Una destra possibile

giovedì 17 dicembre 2015


Le elezioni francesi sono state, tecnicamente, un pericolo scampato. Ma di questi tempi la destra transalpina, come in genere quella occidentale, ha ben poco da festeggiare. Se infatti in alcuni paesi sono emerse opzioni concrete di governo in grado di catalizzare una solida maggioranza del voto di centrodestra, è anche vero che larga parte dei prossimi terreni di scontro elettorale saranno caratterizzati dalla prepotente affermazione di forze anti-sistema, populiste nei toni e incoerenti sul piano culturale ma capaci di attrarre consenso e spazio mediatico.

Donald Trump negli Stati Uniti, Marine Le Pen in Francia, Matteo Salvini in Italia: tutti rispondono, anche se con peculiarità e sfumature diverse, a un medesimo schema. Nel tempo della globalizzazione, dell’apertura dei mercati, del crollo delle mediazioni e dei confini c’è un pezzo di società che si sente impaurita, che teme il diverso e il cambiamento, che crede si possano conservare radici e tradizione soltanto richiudendosi in un recinto composto da poche, chiare parole d’ordine. Demonizzazione dell’immigrazione (clandestina e non), attacco frontale all’Islam (radicale e non), demagogia e populismo in economia: più Stato, più spesa pubblica, più protezionismo mascherati da piccoli benefici elargiti (meglio: promessi) alle fasce più in difficoltà della popolazione.
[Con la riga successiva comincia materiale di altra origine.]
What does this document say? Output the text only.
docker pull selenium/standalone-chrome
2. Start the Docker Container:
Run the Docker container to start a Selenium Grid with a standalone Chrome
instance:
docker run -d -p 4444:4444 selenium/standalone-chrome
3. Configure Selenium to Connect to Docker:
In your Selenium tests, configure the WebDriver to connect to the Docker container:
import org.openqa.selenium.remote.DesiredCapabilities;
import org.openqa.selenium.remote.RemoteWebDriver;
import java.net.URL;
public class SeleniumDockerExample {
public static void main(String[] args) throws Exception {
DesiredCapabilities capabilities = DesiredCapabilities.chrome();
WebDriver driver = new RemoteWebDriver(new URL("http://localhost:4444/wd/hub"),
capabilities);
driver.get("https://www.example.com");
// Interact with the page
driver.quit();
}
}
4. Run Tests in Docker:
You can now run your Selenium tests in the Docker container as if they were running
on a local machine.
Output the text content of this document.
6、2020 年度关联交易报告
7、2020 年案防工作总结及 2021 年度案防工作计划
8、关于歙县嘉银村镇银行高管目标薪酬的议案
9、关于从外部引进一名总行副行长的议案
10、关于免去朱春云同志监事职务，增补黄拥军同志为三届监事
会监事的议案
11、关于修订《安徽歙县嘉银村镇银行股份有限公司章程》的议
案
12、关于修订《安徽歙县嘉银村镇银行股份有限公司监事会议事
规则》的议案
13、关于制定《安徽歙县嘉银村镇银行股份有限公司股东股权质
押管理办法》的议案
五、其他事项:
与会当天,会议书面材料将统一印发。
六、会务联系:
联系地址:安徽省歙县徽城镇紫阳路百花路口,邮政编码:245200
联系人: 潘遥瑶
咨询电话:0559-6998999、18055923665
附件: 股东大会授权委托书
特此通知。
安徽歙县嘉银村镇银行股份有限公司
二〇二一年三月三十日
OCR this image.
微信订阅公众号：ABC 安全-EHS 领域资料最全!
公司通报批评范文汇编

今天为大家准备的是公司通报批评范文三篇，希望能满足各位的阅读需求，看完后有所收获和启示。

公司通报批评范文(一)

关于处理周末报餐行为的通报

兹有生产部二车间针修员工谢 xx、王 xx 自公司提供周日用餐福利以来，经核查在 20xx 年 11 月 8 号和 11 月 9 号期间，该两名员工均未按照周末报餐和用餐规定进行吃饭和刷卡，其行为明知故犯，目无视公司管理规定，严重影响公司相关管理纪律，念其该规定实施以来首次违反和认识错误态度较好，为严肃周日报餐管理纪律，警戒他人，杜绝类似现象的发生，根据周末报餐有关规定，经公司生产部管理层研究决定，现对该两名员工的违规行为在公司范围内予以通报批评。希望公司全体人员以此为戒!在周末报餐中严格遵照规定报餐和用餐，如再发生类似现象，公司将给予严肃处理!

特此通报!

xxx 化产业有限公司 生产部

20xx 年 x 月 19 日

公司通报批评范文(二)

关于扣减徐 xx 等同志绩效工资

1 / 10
Il mix è letale, a tratti pericoloso, ma è riuscito a cambiare profondamente il quadro politico dei paesi in cui questi movimenti si sono affermati con forza. A volte, paradossalmente, favorendo la destra moderata, come è avvenuto in Francia, a volte uccidendo qualsiasi speranza di vedere nuovamente la destra al governo come rischia di avvenire negli Stati Uniti. La corsa per la Casa Bianca vedrebbe i repubblicani favoriti se non fosse, appunto, per il ciclone Trump. Il Grand Old Party arriva da elezioni di mid-term vinte comodamente, con una solida maggioranza sia al Congresso che tra i governatori degli Stati, presendandosi all’appuntamento delle presidenziali con un gruppo di candidati alle primarie molto competitivo, qualitativamente uno dei migliori dal tempo di Ronald Reagan. Quello che succede, molto concretamente, è che lo stellone di Trump sta offuscando tutto il resto e così l’attenzione di media ed elettori scivola sulla proposta di chiudere Internet e non sul bilancio degli otto anni di Presidenza Obama o sulla candidata democratica Hillary Clinton.

Esaltare i margini. Matteo Salvini non esprime un pensiero compiuto, non si occupa di generare una proposta completa. Non ne ha interesse: offrire un set di soluzioni possibili richiede un lavoro molto faticoso, non necessariamente premiante e implica il rischio di dover fare delle scelte. Vuoi favorire i giovani? Dovrai togliere ai pensionati. Vuoi mandare la gente in pensione prima? Dovrai alzare i contributi. Vincoli di bilancio e un Paese con crescita anemica impediscono voli pindarici. Scegliere vuol dire scontentare qualcuno e preferire qualcun altro. In un ottica liberale, scegliere dovrebbe significare preferire i produttori contro i parassiti e in una visione popolare e solidale dare un’opportunità (una soltanto, non mille) a chi è rimasto indietro e poi valutare seguendo il criterio del merito. Farlo richiede coraggio. Mentre è molto più semplice agire ai margini del dibattito, occuparsi dei pochi e sperando di impressionare i molti. Nascono così categorie simbolo: gli esodati (quanti sono veramente?), i profughi (sono 100mila in Italia, un’inezia rispetto ai disoccupati), la Riforma Fornero (soluzione ad ogni problema: “aboliamo la Fornero”). Non serve fatica, colpisce la pancia e l’immaginario collettivo di un paese impaurito. Poco importa se il 99% di chi è disposto a votare Salvini non ha mai visto un profugo (e quindi non ha percepito il presunto disagio della sua presenza), non conosce un esodato nemmeno per sentito dire e non sa in cosa consiste veramente la Riforma Fornero. Siamo davanti ai “comunisti” di Berlusconi, con una sola differenza, per nulla banale: nel 1994 qualcuno che si diceva comunista effettivamente c’era. E rischiava di vincere le elezioni. Qui, Salvini e gli altri creano problemi che non esistono per poter poi proporre soluzioni che non reggono. L’Italia che vorrebbe il leader della Lega è, nella migliore delle ipotesi, un’Italia che porta i libri in Tribunale. Eppure lui è lì, pontifica e dà le carte, con Silvio Berlusconi e Giorgia Meloni costretti a rincorrerlo sul palco di Bologna, cancellando anni di governo che abbiamo spesso criticato ma che oggi assumono tutto un altro significato, se paragonati al deserto che ci aspetta.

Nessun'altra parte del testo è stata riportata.